Julie Reiff on Google Analytics

Julie works at Taft School. Total newbie at Google Analytics, but has learned some powerful techniques.  Even if you do nothing else with Google Analytics, please start collecting data on your website right away.  Sign up when you get home!  Taft’s web designer signed up this information, but Julie works the information…

Hi.  Welcome.  When you get home, please sign your school up for Google Analytics right away.  Get this information on your page immediately, so you begin collecting the passive data you need so that you can make it active data eventually.

Visitors: get info about visits to your website.  Unique visitors is useful. Pageviews gives you a sense of what information is going to be useful.  Julie worries mostly about content and the content overview.  “Top Content” indicates taht top page is getting the most traction, but the sports page is the second most used. Admissions is third… the peak season for admissions made the page briefly the most-viewed, but the average tends to flatten out – showing more alumni use site than other.  Some sports, like lacrosse, get 13,000 views.  Others, not so much.

Question: What is the bounce rate? “number of single page visits. They went to a link, read an article, and then departed.”

Question: What do you do, and what’s the porfolio, and supervision on this tool?  “Great question.  This is a way to test Return on Investment (ROI) for communications.  Development can test time spent with alum based on pages donated.  How do communication directors manage this?  From this survey, I know that I have 3.5 minutes to catch their attention, read the article, see the photos.  Then they’re gone.

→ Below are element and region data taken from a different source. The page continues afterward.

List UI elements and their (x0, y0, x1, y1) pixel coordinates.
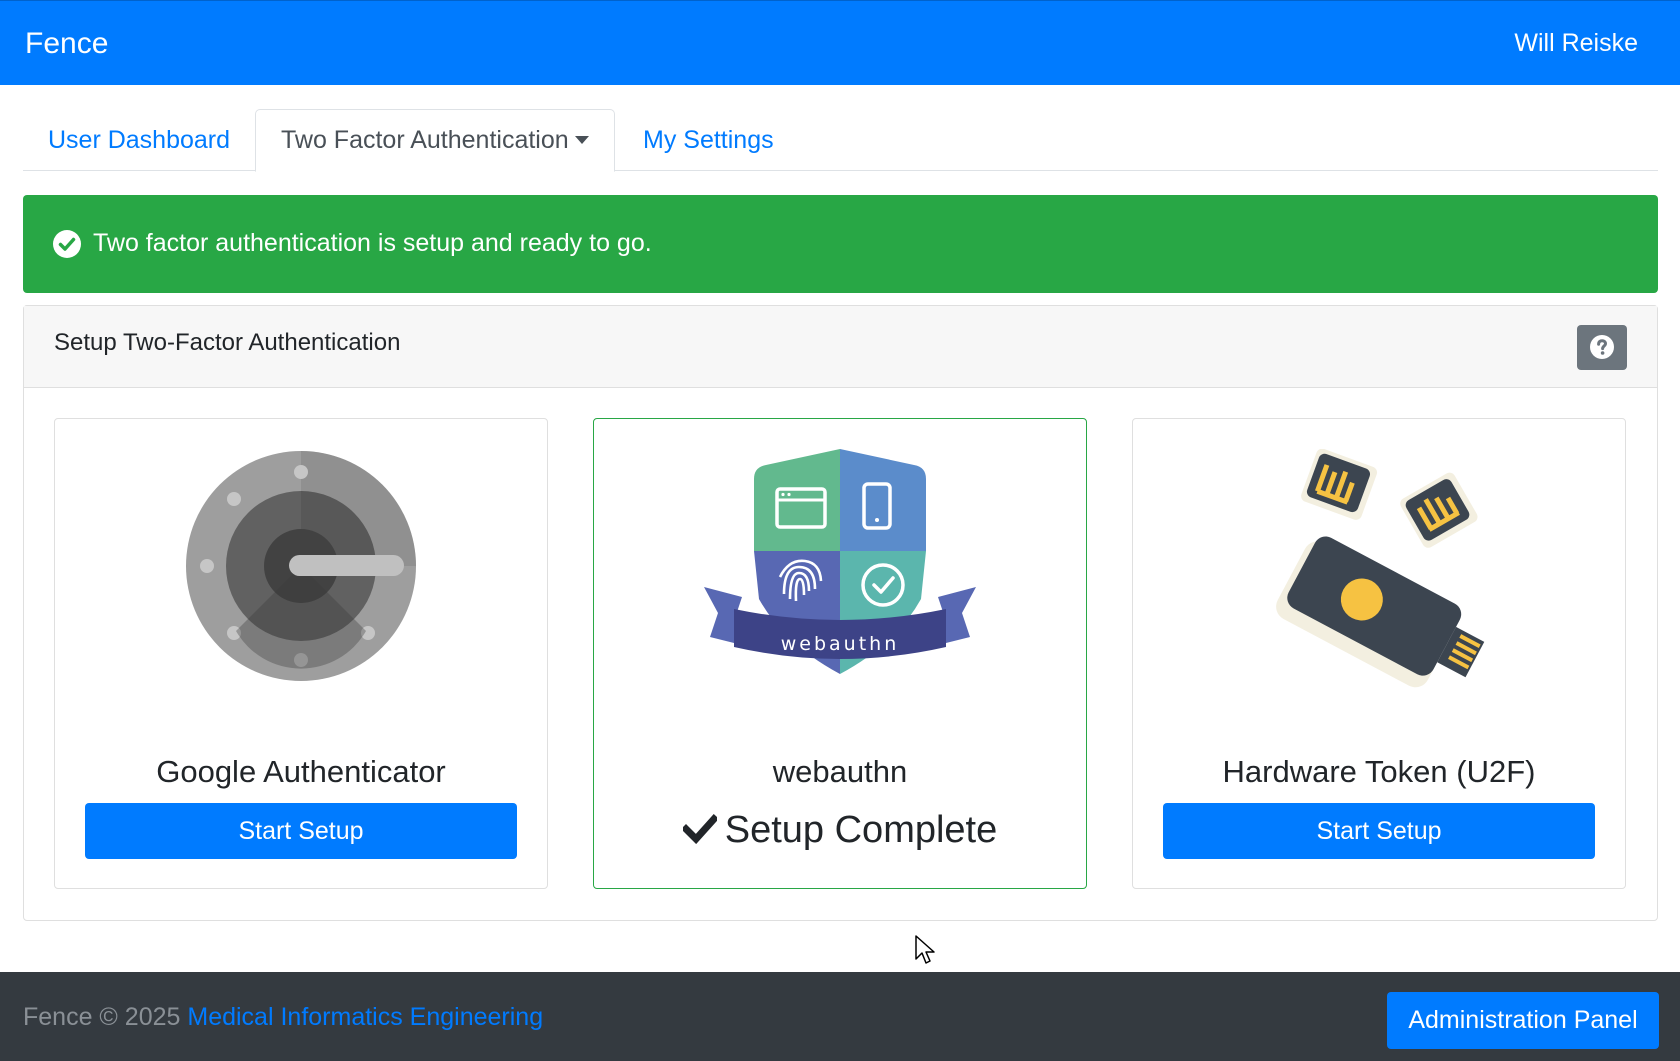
tab-user-dashboard[interactable]: User Dashboard (23, 109, 255, 171)
start-setup-google-button[interactable]: Start Setup (85, 803, 517, 859)
google-authenticator-icon (186, 451, 416, 681)
success-alert: Two factor authentication is setup and r… (23, 195, 1658, 293)
top-navbar: Fence Will Reiske (0, 0, 1680, 85)
tab-label: User Dashboard (48, 126, 231, 154)
start-setup-u2f-button[interactable]: Start Setup (1163, 803, 1595, 859)
tab-label: Two Factor Authentication (281, 126, 569, 154)
webauthn-icon: webauthn (704, 449, 976, 674)
footer-link[interactable]: Medical Informatics Engineering (187, 1003, 543, 1031)
setup-complete-status: Setup Complete (594, 809, 1086, 852)
tab-two-factor-authentication[interactable]: Two Factor Authentication (255, 109, 615, 172)
alert-message: Two factor authentication is setup and r… (93, 229, 652, 257)
check-icon (680, 814, 719, 845)
caret-down-icon (574, 135, 589, 144)
administration-panel-button[interactable]: Administration Panel (1387, 992, 1659, 1049)
option-webauthn: webauthn webauthn Setup Complete (593, 418, 1087, 889)
option-title: webauthn (772, 754, 908, 789)
hardware-token-icon (1276, 449, 1485, 688)
tab-label: My Settings (643, 126, 774, 154)
footer: Fence © 2025 Medical Informatics Enginee… (0, 972, 1680, 1061)
copyright-text: Fence © 2025 (23, 1003, 181, 1031)
option-title: Hardware Token (U2F) (1222, 754, 1536, 789)
question-circle-icon (1590, 335, 1614, 359)
mouse-cursor-icon (915, 935, 935, 964)
tab-my-settings[interactable]: My Settings (618, 109, 799, 171)
card-title: Setup Two-Factor Authentication (54, 329, 401, 356)
brand-logo[interactable]: Fence (25, 27, 108, 61)
setup-complete-label: Setup Complete (724, 809, 998, 851)
option-google-authenticator: Google Authenticator Start Setup (54, 418, 548, 889)
check-circle-icon (53, 230, 81, 258)
help-button[interactable] (1577, 325, 1627, 370)
card-header: Setup Two-Factor Authentication (24, 306, 1657, 388)
webauthn-badge-text: webauthn (781, 633, 900, 655)
footer-copyright: Fence © 2025 Medical Informatics Enginee… (23, 1003, 543, 1032)
option-title: Google Authenticator (156, 754, 446, 789)
user-menu[interactable]: Will Reiske (1514, 29, 1638, 58)
tab-bar: User Dashboard Two Factor Authentication… (23, 109, 1658, 172)
setup-2fa-card: Setup Two-Factor Authentication Google A… (23, 305, 1658, 921)
option-hardware-token: Hardware Token (U2F) Start Setup (1132, 418, 1626, 889)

TRAFFIC SOURCES — This part of Google Analytics tells Taft that they’re getting hits from facebook, Google, and the keywords that people are using on Google to find the site.  Our top visitors come from the US, followed by Canada, followed by South Korea, then China, followed by Hong Kong.  Why is Finland checking us out?  No idea, but I can find out what they’re paying attention.

THERE IS A LOT OF DATA.  You can drown in the data unless you have a story to tell, and you find the supporting information.  Have a question in mind, and look for the data that answers that question.  “In God We Trust, all others bring data.”  Have a story or a narrative that you want to tell, and look for information that supports that story.  Use Custom Reporting to create special reports that answer board questions, admission questions, sports and academic questions.    You grab the criteria you care about and then manage the data accordingly.